Between his binges of press-box alcoholism, Shropshire managed to crank out daily coverage of a team that lost 105 games in 1973, teased fans with a second place finish the following year and then finished with a sub .500 record in 1975.

Yet, it is his recalling of the characters of the day and the weirdness of the franchise is epic.

He noted that Jim Bibby had a dick of “equine proportions” and that Owner Bob Short’s biggest quandary was trying to figure out a way to make it a gate attraction.

He talked about “Hot Pants Night,” in which the team wasn’t going to give away the clothing item but rather ask women to show up wearing them. Women would then compete for a trophy that confirmed for the winner that “she and only she the best-looking ass in North Texas.”

He followed the meteoric rise and fall of David Clyde, an 18-year-old Texas boy who was driven like a rented mule and burned out before his 20th birthday. His name still serves as the cautionary tale for abusing young talent.

However, my favorite story came as a result of Herzog’s displeasure with the ass-kicking the Rangers were receiving in Milwaukee:

“It started yesterday, when they were beating up on us with 17 runs. I knew something was up and figured the third base coach was stealing… signs,” said Herzog, speaking rapidly and making wild, pointing gestures, like in an old film of Mussolini making a speech. “But today, in the first game, I figured it out. I got some binoculars and looked out there in centerfield where they keep that little asshole in the costume.

“And that’s when I saw the other guy and that’s when I was positive. He had binoculars too, picking up our signs… Either they were getting our pitches or this is the greatest hitting team of all time.”

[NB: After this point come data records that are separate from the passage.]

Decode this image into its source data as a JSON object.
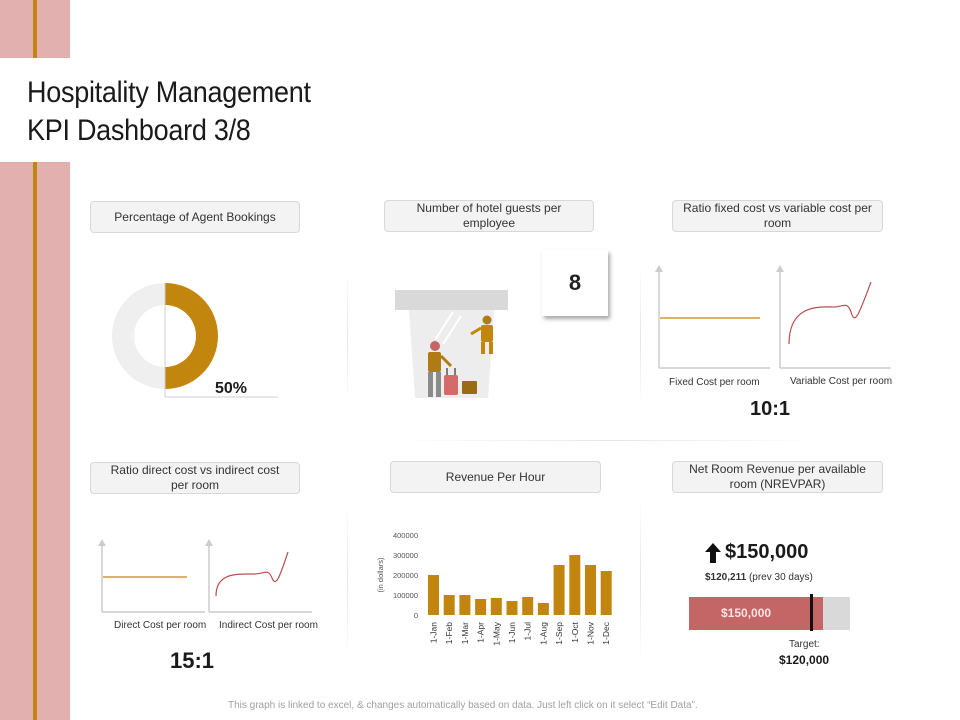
{
  "title_line1": "Hospitality Management",
  "title_line2": "KPI Dashboard 3/8",
  "colors": {
    "accent": "#c2860f",
    "sidebar": "#e2b0af",
    "revenue_bar": "#c56666",
    "neutral": "#d9d9d9",
    "curve": "#b85050"
  },
  "kpi_agent": {
    "label": "Percentage of Agent Bookings",
    "percent": 50,
    "value_text": "50%"
  },
  "kpi_guests": {
    "label": "Number of hotel guests per employee",
    "value": "8",
    "icon": "hotel-guest-bellhop-icon"
  },
  "kpi_fixed_var": {
    "label": "Ratio fixed cost vs variable cost per room",
    "left_caption": "Fixed Cost per room",
    "right_caption": "Variable Cost per room",
    "ratio": "10:1"
  },
  "kpi_direct_indirect": {
    "label": "Ratio direct cost vs indirect cost per room",
    "left_caption": "Direct Cost per room",
    "right_caption": "Indirect Cost per room",
    "ratio": "15:1"
  },
  "kpi_revenue_hour": {
    "label": "Revenue Per Hour"
  },
  "kpi_nrevpar": {
    "label": "Net Room Revenue per available room (NREVPAR)",
    "value": "$150,000",
    "prev_amount": "$120,211",
    "prev_note": "(prev 30 days)",
    "bar_label": "$150,000",
    "actual": 150000,
    "max": 180000,
    "target": 120000,
    "target_marker_fraction": 0.75,
    "target_label": "Target:",
    "target_value": "$120,000",
    "arrow_icon": "up-arrow-icon"
  },
  "chart_data": {
    "type": "bar",
    "ylabel": "(in dollars)",
    "ylim": [
      0,
      400000
    ],
    "yticks": [
      0,
      100000,
      200000,
      300000,
      400000
    ],
    "ytick_labels": [
      "0",
      "100000",
      "200000",
      "300000",
      "400000"
    ],
    "categories": [
      "1-Jan",
      "1-Feb",
      "1-Mar",
      "1-Apr",
      "1-May",
      "1-Jun",
      "1-Jul",
      "1-Aug",
      "1-Sep",
      "1-Oct",
      "1-Nov",
      "1-Dec"
    ],
    "values": [
      200000,
      100000,
      100000,
      80000,
      85000,
      70000,
      90000,
      60000,
      250000,
      300000,
      250000,
      220000
    ],
    "grid": false
  },
  "footer": "This graph is linked to excel, & changes automatically based on data. Just left click on it select “Edit Data”."
}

Herzog’s rant about Bernie Brewer, sitting in his barrel chalet, stealing signs is a classic. For those of you not familiar with old County Stadium, when a Brewers player would hit a homer, Bernie would slide down the barrel into a mug on this giant chalet mounted above the centerfield bleachers. He would then release a set of balloons.

While it ended up not being proven, the Milwaukee answer in Shropshire’s book was a classic:

“Some guy in the Brewers’ clubhouse took me aside and said that the Bernie, in real life, was the son of some team employee. ‘The kid… and please don’t print this… but his blender doesn’t go all the way to puree if you know what I mean. Steal signs? Hell. It’s all he can do to release those goddamn balloons.'”

Shropshire eventually moved on from the Rangers, and sports writing in general, but his recall of the events of those seasons will always be for me the epitome of Ranger baseball.

Still, I’ll be watching tonight to see what happens in Game 7 to this might oak that grew from a guy with a huge dick, some stupid promotions and a rant about a little asshole in a costume.

8 thoughts on “Seasons in Hell

  1. Pansypoo, me too.
    Caught the last 4 or 5 innings of last night’s game and it was an instant classic.
    The Cards HAVE to follow it up by not only winning, but humiliating the Rangers tonight.

  2. Loved Seasons In Hell. The one thing that sticks in my head from it, though, aside from Clyde’s story, how things go when Billy Martin comes to the team, and how freaking cavernous Arlington Stadium was for baseball games, is a player proclaiming how “beeg” a boy he was. Brought Jim Bouton’s “son of a bleach” to mind, for some reason.